Jack could do more than drive. In 1968-69 he looked like Australian cricket’s next big thing. In the last five NSW Sheffield Shield games, he ran up 441 runs that included 66 on debut against Victoria and 91 in the return match at the SCG and 114 against South Australia. And of most of his St George teammates had missed those innings, his crucial 31 in the premiership final against Manly at the SCG as wickets tumbled about him looked like the work of a supremely talented player
The following season, like many tall, attractive drivers of the ball, Jack was subjected to barrage after barrage of short-pitched bowling. He struggled initially and was dropped by NSW after just three games, and his form for St George also fell away.
He was back to his best in 70-71, with 874 runs for St George at an average of 67, culminating in his astonishing 150 in the final against Manly. As respected cricket journalist Phil Wilkins wrote in his match report: “To watch the 23 year old in action was to imagine Saints had one of the giants of the summer game.”
Jack was given one more game for NSW in the next season and then was discarded for good.
Sadly, if realizing his chance was gone, Jack’s form at the club fell away as injury and fitness issues took a toll.

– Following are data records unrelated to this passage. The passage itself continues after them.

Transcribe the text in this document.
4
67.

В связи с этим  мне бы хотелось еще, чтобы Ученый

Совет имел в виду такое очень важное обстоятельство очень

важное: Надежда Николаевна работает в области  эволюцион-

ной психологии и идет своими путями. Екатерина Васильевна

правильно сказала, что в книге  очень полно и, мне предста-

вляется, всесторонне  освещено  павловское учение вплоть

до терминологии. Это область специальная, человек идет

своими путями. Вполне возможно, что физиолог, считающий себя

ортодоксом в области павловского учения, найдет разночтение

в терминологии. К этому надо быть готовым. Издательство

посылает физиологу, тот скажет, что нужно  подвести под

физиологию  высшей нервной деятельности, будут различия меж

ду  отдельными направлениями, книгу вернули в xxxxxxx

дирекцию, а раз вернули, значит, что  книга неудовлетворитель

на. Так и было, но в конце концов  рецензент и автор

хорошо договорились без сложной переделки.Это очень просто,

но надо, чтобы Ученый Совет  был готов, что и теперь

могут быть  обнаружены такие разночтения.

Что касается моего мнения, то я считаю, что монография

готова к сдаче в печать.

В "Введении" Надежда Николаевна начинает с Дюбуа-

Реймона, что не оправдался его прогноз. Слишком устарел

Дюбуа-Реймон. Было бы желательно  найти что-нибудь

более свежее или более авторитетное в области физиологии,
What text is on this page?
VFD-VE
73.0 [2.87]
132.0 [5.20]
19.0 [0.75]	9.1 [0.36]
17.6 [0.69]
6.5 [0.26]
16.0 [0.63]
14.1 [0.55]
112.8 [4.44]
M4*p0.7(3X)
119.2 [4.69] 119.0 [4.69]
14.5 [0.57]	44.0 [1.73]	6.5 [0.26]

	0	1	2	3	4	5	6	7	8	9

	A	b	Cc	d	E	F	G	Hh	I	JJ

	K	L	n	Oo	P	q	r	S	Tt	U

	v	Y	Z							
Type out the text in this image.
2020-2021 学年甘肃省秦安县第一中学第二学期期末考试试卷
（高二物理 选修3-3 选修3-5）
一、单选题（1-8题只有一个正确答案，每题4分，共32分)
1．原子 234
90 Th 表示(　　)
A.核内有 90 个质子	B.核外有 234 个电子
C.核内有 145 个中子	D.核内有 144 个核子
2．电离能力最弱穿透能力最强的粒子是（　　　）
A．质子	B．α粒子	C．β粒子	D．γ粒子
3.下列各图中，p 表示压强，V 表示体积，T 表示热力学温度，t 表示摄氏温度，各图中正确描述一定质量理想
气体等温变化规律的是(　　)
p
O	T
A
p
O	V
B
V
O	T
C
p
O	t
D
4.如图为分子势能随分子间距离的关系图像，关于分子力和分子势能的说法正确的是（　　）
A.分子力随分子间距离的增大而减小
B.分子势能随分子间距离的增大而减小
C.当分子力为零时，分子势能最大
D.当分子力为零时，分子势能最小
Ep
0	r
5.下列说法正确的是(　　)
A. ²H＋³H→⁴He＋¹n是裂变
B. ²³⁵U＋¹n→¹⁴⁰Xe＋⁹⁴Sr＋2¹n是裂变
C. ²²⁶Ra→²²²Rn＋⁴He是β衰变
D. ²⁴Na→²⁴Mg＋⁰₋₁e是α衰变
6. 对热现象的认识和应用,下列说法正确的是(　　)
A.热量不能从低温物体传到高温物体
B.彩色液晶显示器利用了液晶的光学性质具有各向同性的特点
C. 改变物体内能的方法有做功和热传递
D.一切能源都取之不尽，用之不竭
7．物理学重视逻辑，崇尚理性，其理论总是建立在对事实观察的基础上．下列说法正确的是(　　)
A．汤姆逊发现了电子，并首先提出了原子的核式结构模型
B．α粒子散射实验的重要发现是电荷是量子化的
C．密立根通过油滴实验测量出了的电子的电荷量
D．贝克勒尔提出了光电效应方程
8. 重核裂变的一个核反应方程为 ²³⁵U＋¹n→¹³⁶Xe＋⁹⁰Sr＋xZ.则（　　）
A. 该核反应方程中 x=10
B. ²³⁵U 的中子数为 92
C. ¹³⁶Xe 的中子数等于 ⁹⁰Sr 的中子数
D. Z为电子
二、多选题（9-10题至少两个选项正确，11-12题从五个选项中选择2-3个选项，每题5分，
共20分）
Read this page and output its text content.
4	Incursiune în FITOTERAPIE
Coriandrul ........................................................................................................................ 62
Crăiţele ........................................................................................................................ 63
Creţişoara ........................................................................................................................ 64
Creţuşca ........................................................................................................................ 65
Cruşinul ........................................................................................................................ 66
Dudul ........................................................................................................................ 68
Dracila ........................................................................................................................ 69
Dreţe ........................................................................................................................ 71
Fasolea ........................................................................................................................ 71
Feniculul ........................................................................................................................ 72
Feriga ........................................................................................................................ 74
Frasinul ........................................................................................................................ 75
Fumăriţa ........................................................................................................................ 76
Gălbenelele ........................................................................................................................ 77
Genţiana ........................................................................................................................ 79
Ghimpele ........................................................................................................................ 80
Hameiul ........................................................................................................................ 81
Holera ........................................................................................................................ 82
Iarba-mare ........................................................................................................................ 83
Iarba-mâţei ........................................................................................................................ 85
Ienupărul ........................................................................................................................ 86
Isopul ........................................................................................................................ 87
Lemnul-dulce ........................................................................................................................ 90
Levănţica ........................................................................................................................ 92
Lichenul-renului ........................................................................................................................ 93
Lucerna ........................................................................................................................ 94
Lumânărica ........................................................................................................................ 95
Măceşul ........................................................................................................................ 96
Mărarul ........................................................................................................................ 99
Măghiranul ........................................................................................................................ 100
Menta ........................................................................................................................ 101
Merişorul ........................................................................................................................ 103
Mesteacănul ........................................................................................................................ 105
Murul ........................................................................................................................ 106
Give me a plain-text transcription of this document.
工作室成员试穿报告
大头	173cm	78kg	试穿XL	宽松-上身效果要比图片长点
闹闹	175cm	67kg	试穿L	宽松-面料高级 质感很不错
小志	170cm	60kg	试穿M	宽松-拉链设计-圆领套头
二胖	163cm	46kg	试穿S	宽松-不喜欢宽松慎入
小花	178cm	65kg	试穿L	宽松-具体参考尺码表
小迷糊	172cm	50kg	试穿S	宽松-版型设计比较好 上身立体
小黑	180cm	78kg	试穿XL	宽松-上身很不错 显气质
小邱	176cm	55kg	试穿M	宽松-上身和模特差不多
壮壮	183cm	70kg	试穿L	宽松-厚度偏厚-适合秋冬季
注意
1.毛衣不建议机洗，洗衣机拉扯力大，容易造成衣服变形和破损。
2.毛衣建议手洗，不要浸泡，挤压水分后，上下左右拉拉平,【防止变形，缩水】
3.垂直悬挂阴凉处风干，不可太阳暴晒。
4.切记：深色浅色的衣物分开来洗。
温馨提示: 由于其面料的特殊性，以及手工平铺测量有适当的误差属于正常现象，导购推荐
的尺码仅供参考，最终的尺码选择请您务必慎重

Yet he gave back to the game as much as he received. First, he was a very fine coach. Second, when the Hawkesbury club was elevated to the grade competition, he took on the role of president and di everything he could to help it bridge the gap to the St George way of playing. Later he became a highly respected state selector.
A gentle, amiable and outgoing person, Jack was an excellent team man who was popular right throughout the St George club and in Sydney grade cricket generally.